Pemutusan Hubungan Kerja oleh perusahaan-perusahaan minyak besar terjadi setelah pemerintah di seluruh dunia memperlambat peluncuran kebijakan energi bersih. Mereka menunda target energi bersih karena biaya energi melonjak menyusul invasi skala penuh Rusia ke Ukraina pada tahun 2022.
Perusahaan-perusahaan energi besar Eropa yang telah berinvestasi besar dalam transisi energi bersih mendapati kinerja saham mereka tertinggal dari pesaing seperti Exxon dan Chevron yang tetap fokus pada minyak dan gas. Dengan latar belakang ini, perusahaan seperti BP dan Shell secara tajam memperlambat rencana mereka menghabiskan miliaran dolar untuk proyek tenaga angin dan surya, serta mengalihkan pengeluaran ke proyek minyak dan gas dengan margin lebih tinggi.
BP, yang telah menargetkan pertumbuhan 20 kali lipat dalam tenaga terbarukan dekade ini menjadi 50 gigawatt, mengumumkan pada Desember bahwa mereka akan memisahkan hampir semua proyek angin lepas pantainya menjadi usaha patungan dengan pembangkit listrik Jepang JERA.

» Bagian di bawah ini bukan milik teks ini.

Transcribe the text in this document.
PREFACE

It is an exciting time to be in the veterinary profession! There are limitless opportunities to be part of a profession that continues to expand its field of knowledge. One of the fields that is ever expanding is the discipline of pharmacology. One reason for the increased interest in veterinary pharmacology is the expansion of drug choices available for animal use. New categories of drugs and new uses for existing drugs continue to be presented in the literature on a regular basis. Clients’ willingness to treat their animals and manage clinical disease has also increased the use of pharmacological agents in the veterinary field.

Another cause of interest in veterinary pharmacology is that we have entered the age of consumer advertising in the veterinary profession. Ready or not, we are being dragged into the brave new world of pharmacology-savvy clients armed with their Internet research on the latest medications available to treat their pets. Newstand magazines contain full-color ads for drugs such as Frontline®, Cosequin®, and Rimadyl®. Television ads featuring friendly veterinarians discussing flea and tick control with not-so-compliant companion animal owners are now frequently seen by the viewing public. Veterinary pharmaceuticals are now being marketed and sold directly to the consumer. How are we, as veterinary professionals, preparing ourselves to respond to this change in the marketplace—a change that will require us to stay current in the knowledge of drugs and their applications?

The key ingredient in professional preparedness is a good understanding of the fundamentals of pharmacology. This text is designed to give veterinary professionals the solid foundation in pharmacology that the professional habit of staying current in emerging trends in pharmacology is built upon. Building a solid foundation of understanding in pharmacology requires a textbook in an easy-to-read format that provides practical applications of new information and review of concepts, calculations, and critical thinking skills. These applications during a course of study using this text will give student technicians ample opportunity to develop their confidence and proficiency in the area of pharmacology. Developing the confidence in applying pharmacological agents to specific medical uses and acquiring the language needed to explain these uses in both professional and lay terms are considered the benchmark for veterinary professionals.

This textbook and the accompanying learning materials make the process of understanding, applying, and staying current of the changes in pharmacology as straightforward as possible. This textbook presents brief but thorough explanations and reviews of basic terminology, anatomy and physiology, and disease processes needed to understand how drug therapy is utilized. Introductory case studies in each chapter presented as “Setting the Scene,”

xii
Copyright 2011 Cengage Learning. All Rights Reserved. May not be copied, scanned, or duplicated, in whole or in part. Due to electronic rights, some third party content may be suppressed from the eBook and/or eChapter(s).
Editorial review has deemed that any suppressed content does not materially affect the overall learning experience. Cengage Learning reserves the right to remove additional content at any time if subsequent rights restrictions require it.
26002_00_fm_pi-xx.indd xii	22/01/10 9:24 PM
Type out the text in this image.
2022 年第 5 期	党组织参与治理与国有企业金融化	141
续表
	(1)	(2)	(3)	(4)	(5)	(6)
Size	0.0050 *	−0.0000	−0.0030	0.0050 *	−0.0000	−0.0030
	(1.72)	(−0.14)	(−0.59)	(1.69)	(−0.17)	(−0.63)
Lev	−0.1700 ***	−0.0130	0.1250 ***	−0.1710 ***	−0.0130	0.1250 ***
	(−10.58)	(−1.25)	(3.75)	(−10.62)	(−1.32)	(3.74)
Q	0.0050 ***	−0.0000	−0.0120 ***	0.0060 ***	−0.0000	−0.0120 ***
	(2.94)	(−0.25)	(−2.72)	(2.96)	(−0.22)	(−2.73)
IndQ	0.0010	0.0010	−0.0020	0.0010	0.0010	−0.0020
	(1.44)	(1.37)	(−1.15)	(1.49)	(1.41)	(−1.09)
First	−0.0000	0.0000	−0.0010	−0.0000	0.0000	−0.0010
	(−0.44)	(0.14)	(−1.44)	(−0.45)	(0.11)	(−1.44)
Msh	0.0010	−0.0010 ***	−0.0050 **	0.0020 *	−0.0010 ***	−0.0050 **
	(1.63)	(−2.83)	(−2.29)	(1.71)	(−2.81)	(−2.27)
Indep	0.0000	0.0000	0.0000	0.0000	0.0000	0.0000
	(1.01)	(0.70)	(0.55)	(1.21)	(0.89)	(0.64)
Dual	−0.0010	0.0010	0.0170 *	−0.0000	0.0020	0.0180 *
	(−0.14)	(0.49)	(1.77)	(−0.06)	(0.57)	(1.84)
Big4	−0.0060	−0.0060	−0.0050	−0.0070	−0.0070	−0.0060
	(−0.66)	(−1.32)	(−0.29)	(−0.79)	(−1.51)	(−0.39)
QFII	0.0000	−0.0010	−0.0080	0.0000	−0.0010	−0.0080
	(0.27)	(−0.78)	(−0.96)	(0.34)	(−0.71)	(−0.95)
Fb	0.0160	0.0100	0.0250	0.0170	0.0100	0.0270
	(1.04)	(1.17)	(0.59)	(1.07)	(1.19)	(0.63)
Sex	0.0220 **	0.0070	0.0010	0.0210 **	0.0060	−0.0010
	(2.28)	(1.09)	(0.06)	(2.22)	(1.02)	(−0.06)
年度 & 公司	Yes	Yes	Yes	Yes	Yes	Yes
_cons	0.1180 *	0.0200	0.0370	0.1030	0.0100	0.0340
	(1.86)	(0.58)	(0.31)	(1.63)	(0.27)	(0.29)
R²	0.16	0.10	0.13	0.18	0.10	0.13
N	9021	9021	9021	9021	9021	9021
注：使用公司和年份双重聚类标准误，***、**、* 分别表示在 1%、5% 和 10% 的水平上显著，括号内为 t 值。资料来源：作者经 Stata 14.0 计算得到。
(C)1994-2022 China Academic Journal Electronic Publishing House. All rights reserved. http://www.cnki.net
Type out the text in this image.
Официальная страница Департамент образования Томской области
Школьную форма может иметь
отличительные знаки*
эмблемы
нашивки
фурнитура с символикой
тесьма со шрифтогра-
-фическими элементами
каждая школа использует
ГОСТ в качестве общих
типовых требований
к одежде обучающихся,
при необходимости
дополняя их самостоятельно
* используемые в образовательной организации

Shell, yang pernah berjanji untuk menjadi perusahaan listrik terbesar di dunia, sebagian besar menghentikan investasi dalam proyek angin lepas pantai baru. Perusahaan itu keluar dari pasar listrik di Eropa dan Tiongkok, dan melemahkan target pengurangan karbon.
Equinor yang dikendalikan negara Norwegia juga memperlambat pengeluaran untuk energi terbarukan. "Gangguan geopolitik seperti invasi Ukraina telah melemahkan insentif CEO untuk memprioritaskan transisi rendah karbon di tengah harga minyak yang tinggi dan ekspektasi investor yang terus berkembang," kata Rohan Bowater, analis di Accela Research, kepada Reuters.
Ia mengatakan, BP, Shell, dan Equinor mengurangi pengeluaran rendah karbon sebesar 8% pada 2024. Shell mengatakan bahwa mereka tetap berkomitmen untuk menjadi bisnis energi dengan emisi nol bersih pada tahun 2050 dan terus berinvestasi dalam transisi energi.
"Segmen angin lepas pantai telah melalui masa-masa sulit dalam beberapa tahun terakhir karena inflasi, kenaikan biaya, hambatan dalam rantai pasokan, dan Equinor akan terus selektif dan disiplin dalam pendekatan kami," tulis pernyataan Equinor.
BP tidak menanggapi permintaan komentar.
Pemberhentian perusahaan minyak merupakan berita buruk bagi upaya mitigasi perubahan iklim. Emisi karbon yang memerangkap panas global diperkirakan akan naik ke titik tertinggi baru pada tahun 2024, yang akan menjadi tahun terhangat yang pernah tercatat.
Pada 2025 akan menjadi tahun penuh gejolak bagi sektor energi senilai US$3 triliun, dengan Donald Trump yang skeptis terhadap perubahan iklim kembali ke Gedung Putih. Tiongkok, importir minyak mentah terbesar di dunia, tengah berupaya menghidupkan kembali ekonominya yang sedang goyah, yang berpotensi meningkatkan permintaan minyak.
Eropa menghadapi ketidakpastian yang terus berlanjut atas perang di Ukraina dan kekacauan politik di Jerman dan Prancis. Semua ketegangan tersebut terungkap dalam konferensi iklim tahunan Perserikatan Bangsa-Bangsa di Baku, Azerbaijan, pada bulan November, ketika Presiden negara tuan rumah Ilham Aliyev, memuji minyak dan gas sebagai "karunia dari Tuhan".
KTT tersebut menghasilkan kesepakatan keuangan iklim global tetapi mengecewakan para pendukung iklim yang berharap pemerintah akan bersatu untuk menghentikan minyak, gas, dan batu bara.
Perusahaan-perusahaan energi akan mengamati apakah Trump menepati janji untuk mencabut kebijakan energi hijau penting Presiden Joe Biden, yang telah memacu investasi dalam energi terbarukan di seluruh Amerika Serikat. Trump telah berjanji untuk menarik Amerika Serikat dari upaya iklim global, dan telah menunjuk skeptis iklim lainnya, eksekutif minyak Chris Wright, sebagai menteri energinya.